When you think about all the things current presentation technology does not let you do, and you match this up with all of the enormous innovations that sales and marketing teams take for granted by conducting so much of their business online, it is striking how much of a disconnect there is. Somehow, presentations are the gigantic needle that got lost in the haystack of innovation, and people have put up with the status quo for so long that they don’t even realize the needle could be highly effective if it were in an automatic sewing machine, surpassing previous methods. 

WHY IS THIS? How did presentations – arguably one of the most important pieces of software a business professional is likely to use in his or her lifetime – get so far behind? And why isn’t there more of a groundswell of anger about this? If you do a Google search for “Death by PowerPoint,” you’ll find over 60,000 results.  That’s a lot of people who are feeling the pain of using and being subjected to this software. Entire books have been written on the subject, and businesses have grown that are dedicated to fixing people’s poor PowerPoint uses.  And yet, until recently, this problem has not been addressed in a holistic and effective manner.  The problem essentially is that PowerPoint was built in a time when cloud-computing wasn’t even a remote possibility, and it did not grow with the times. Companies like Microsoft grew so reliant on revenue from client-based software they could not innovate the technology to take advantage of all our modern computing the world has to offer.

I believe this is all about to change, and that this change couldn’t come too soon. There is so much more that presentations can do for a company when they become living, breathing, online documents that transmit information seamlessly between the presenter and the viewer. Imagine a sales team that can spend the majority of its time actually selling, as opposed to assembling decks that likely have outdated information in them.  Or picture a world where a marketing team can easily lock down users to use only certain fonts, colors, themes, and slides in their presentations, and can update a logo or a number and have it automatically updated across the thousands of presentations being used.

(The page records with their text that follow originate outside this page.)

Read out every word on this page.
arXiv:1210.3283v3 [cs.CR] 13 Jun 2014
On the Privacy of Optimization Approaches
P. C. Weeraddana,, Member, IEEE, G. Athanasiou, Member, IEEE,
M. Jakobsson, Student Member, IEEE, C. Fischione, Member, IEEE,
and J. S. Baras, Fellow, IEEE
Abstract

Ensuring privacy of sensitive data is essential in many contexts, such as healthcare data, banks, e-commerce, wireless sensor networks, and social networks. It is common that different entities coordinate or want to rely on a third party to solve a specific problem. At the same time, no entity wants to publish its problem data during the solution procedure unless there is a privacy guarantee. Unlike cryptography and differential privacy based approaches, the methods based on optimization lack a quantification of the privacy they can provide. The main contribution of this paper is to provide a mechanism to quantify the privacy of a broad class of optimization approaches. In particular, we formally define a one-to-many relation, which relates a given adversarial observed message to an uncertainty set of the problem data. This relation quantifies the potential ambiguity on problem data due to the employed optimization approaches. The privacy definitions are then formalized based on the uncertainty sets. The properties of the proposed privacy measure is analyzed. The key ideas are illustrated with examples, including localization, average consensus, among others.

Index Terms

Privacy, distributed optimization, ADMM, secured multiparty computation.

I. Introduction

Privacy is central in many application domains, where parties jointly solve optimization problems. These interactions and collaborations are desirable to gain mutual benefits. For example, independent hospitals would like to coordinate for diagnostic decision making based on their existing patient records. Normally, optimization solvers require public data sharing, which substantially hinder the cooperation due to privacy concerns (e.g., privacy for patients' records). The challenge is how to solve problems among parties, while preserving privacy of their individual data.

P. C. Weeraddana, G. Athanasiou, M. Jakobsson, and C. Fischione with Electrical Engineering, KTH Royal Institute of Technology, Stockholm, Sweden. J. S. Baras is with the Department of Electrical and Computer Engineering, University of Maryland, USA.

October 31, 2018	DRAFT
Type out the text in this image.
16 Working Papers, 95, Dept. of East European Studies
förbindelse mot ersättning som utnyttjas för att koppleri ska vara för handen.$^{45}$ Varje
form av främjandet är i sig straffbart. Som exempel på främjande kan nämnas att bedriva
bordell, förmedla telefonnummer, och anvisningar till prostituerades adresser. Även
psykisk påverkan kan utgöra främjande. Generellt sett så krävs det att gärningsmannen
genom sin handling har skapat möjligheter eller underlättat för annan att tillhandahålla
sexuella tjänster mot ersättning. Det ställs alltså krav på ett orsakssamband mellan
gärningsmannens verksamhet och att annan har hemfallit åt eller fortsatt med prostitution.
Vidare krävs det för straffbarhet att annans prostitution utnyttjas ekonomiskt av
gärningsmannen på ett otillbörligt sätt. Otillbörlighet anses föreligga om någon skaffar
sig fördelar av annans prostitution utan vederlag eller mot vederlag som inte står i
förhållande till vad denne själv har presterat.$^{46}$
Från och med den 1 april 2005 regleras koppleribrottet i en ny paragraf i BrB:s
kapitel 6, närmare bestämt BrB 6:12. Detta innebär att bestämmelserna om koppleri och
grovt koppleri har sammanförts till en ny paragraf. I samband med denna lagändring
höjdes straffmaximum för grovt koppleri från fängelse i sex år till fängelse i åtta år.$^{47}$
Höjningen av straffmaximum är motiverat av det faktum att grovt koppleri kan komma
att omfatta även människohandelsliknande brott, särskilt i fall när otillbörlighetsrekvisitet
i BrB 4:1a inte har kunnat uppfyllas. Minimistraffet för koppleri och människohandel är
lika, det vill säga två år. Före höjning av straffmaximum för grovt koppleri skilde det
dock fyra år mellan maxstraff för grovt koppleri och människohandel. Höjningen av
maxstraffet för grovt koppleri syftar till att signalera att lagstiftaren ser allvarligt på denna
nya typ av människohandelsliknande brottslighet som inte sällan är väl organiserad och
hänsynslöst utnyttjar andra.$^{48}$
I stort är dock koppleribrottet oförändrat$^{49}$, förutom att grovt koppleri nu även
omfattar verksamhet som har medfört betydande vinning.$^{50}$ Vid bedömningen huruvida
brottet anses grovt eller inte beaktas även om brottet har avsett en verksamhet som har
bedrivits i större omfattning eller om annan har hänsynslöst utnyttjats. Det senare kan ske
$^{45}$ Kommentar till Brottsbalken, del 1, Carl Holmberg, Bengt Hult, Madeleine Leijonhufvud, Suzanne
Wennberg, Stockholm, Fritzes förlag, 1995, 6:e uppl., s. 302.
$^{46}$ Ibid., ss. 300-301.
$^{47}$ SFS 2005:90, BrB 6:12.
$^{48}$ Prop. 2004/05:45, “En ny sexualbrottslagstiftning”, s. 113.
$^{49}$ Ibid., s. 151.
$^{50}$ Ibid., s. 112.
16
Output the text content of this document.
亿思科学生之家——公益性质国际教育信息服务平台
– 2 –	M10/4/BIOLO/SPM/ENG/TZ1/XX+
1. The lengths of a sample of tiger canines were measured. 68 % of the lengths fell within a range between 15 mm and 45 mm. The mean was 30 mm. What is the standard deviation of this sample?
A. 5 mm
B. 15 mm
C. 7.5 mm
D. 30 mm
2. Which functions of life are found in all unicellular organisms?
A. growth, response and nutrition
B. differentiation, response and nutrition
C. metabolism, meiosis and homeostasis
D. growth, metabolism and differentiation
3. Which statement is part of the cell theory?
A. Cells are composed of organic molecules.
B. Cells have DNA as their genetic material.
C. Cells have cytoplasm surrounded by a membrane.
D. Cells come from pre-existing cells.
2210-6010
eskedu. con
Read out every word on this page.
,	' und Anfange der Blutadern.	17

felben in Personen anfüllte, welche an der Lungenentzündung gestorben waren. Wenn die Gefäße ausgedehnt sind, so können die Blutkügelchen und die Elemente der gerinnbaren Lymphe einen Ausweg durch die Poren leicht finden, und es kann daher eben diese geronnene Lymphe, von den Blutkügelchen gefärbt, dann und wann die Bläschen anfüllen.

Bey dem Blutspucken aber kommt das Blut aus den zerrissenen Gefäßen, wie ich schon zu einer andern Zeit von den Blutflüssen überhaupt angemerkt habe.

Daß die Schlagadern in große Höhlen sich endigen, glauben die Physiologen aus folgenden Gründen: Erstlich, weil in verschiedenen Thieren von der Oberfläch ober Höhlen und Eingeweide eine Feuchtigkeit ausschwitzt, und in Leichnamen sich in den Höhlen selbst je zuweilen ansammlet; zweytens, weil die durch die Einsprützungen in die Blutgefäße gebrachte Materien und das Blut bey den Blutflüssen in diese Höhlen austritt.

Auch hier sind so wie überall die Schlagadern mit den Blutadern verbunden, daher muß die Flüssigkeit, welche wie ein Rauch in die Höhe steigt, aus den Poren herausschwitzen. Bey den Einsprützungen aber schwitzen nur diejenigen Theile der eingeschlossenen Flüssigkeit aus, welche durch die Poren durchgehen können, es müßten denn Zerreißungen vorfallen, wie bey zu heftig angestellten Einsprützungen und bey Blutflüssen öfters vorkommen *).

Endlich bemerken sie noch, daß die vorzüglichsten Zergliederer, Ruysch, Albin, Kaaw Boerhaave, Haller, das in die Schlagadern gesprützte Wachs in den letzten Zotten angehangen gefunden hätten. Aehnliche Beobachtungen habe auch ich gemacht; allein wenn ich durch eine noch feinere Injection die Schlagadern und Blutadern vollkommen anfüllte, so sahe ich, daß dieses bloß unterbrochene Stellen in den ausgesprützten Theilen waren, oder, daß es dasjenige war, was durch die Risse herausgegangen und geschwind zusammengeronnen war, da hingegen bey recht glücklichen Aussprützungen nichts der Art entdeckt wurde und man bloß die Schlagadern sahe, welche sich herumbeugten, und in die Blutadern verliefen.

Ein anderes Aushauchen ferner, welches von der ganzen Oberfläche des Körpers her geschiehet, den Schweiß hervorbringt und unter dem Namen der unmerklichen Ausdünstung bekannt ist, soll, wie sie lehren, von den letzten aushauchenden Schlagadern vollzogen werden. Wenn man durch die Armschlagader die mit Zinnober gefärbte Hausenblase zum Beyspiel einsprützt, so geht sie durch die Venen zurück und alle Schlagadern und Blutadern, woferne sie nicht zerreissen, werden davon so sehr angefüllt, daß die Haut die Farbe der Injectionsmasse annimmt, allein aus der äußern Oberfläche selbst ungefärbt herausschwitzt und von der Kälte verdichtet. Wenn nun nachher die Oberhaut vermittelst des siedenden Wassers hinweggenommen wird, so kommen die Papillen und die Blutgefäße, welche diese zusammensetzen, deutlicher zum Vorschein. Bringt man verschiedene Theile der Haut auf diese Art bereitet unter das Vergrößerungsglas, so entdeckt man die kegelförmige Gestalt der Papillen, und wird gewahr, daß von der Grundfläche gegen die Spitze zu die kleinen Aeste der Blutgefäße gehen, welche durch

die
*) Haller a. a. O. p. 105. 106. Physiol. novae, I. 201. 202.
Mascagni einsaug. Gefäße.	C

We think it is about time for this important technology to catch up to and even surpass what is currently available. There are now a handful of companies who are addressing this problem, helping to turn presentations inside-out and allowing people to interact, engage and collaborate in new ways.  At the company SlideRocket, they strongly believe that there is a need to address the entire lifecycle of a presentation, giving professionals the tools they need to optimize at every point along this circle: creation, management, collaboration, delivery, and measurement. Until sales and marketing professionals can do all of this with ease and intelligence, a lot of money is being left on the table, and valuable time is being wasted in companies across the globe.  The Internet has made all of this possible, and it is time for presentations to take a giant leap forward to meet the future head-on.